ローンの返済計画もでき、返済後の収入も想像つくかもしれません。しかし実際には、1.2年毎に賃料見直しという文言が入っている場合が多く、数年で家賃の値下げを要求されることになるようです。30年保証されているといっても、契約時の一定の金額が保証されているわけではないのです。
数年ごとの見直しによって家賃が下がっていく一方であれば、建築費が高額になったことで、延びたローンの返済が滞ってしまい大きな損害を招いてしまうのです。
・サブリース会社はオーナーの味方か敵か?!
勿論、すべてのサブリース会社に問題があるわけではないかもしれません。サブリース会社の中には、オーナーにとってもメリットとなる仕組みを作って、互いに良いパートナーとなっている会社もあります。
しかし上記であげたような仕組みによって不動産投資から破産を招いているオーナーが増えているのが現実です。社会問題として、テレビで取り上げられるようになっているほどです。ですから仕組みを知らないにも関わらず、安易に契約することは避けましょう。
空室リスクを恐れてサブリース契約を行うオーナーもいますが、自分が望む管理を行ってくれるのか、30年後など長期的なシステムがどうなっているのか、細かく説明書や契約書を見て判断するようにしてください。
・まとめ
アパートオーナーに代わって物件を一括借上して管理を行ってくれるサブリースは入居者管理の煩わしさがないという点でのメリットはありますが、いかにもメリットに感じる家賃保証は、むしろこのシステムの問題点となっています。

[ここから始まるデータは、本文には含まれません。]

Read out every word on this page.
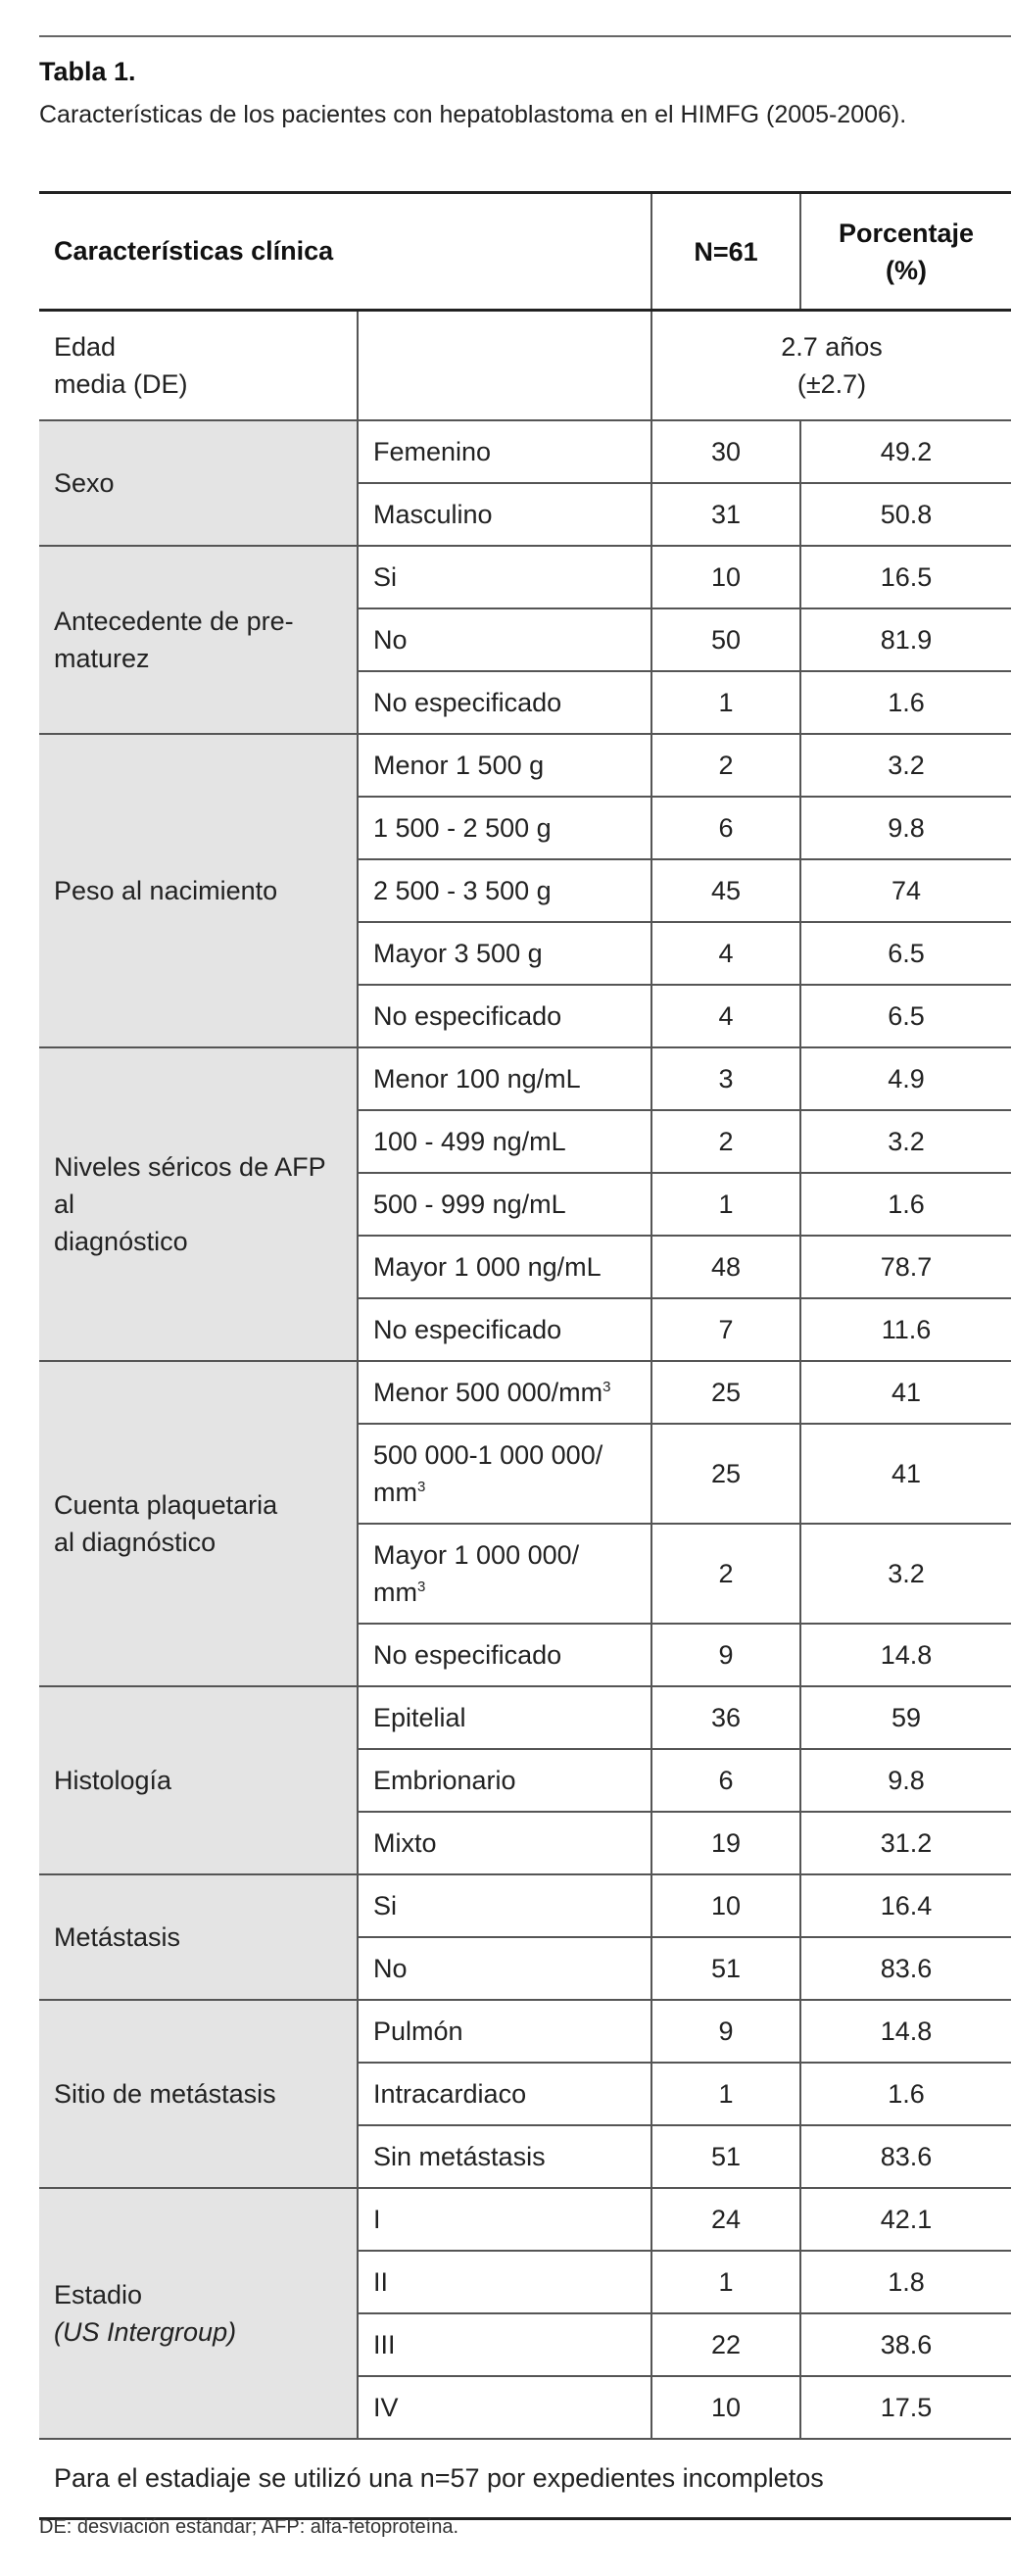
Tabla 1.
Características de los pacientes con hepatoblastoma en el HIMFG (2005-2006).
Características clínica		N=61	Porcentaje
(%)
Edad
media (DE)		2.7 años
(±2.7)	
Sexo	Femenino	30	49.2
	Masculino	31	50.8
Antecedente de pre-
maturez	Si	10	16.5
	No	50	81.9
	No especificado	1	1.6
Peso al nacimiento	Menor 1 500 g	2	3.2
	1 500 - 2 500 g	6	9.8
	2 500 - 3 500 g	45	74
	Mayor 3 500 g	4	6.5
	No especificado	4	6.5
Niveles séricos de AFP al
diagnóstico	Menor 100 ng/mL	3	4.9
	100 - 499 ng/mL	2	3.2
	500 - 999 ng/mL	1	1.6
	Mayor 1 000 ng/mL	48	78.7
	No especificado	7	11.6
Cuenta plaquetaria
al diagnóstico	Menor 500 $000/mm^3$	25	41
	500 000-1 000 000/
$mm^3$	25	41
	Mayor 1 000 000/
$mm^3$	2	3.2
	No especificado	9	14.8
Histología	Epitelial	36	59
	Embrionario	6	9.8
	Mixto	19	31.2
Metástasis	Si	10	16.4
	No	51	83.6
Sitio de metástasis	Pulmón	9	14.8
	Intracardiaco	1	1.6
	Sin metástasis	51	83.6
Estadio
(US Intergroup)	I	24	42.1
	II	1	1.8
	III	22	38.6
	IV	10	17.5
Para el estadiaje se utilizó una n=57 por expedientes incompletos			
DE: desviación estándar; AFP: alfa-fetoproteína.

仕事や経営を行う際には問題は少なからず生じますし、何も問題が無いことを望むのは現実的ではありません。それどころか、問題なんて何もないという思いでアパート経営を行うことや、起こり得る問題やリスクを知らずに経営を始めようとすることほど危険なことはありません。
それこそが、一番の問題点とも言えます。それでも、問題が起こり得る方法をわざわざ試す必要はありませんし、問題が起こったときの対策を知っていることは問題に対処するうえで重要です。
ですから、アパート経営を行う際には、サブリースシステムなどアパート経営に関係するシステムや、起こり得る問題点をしっかり把握しておくことをおススメします。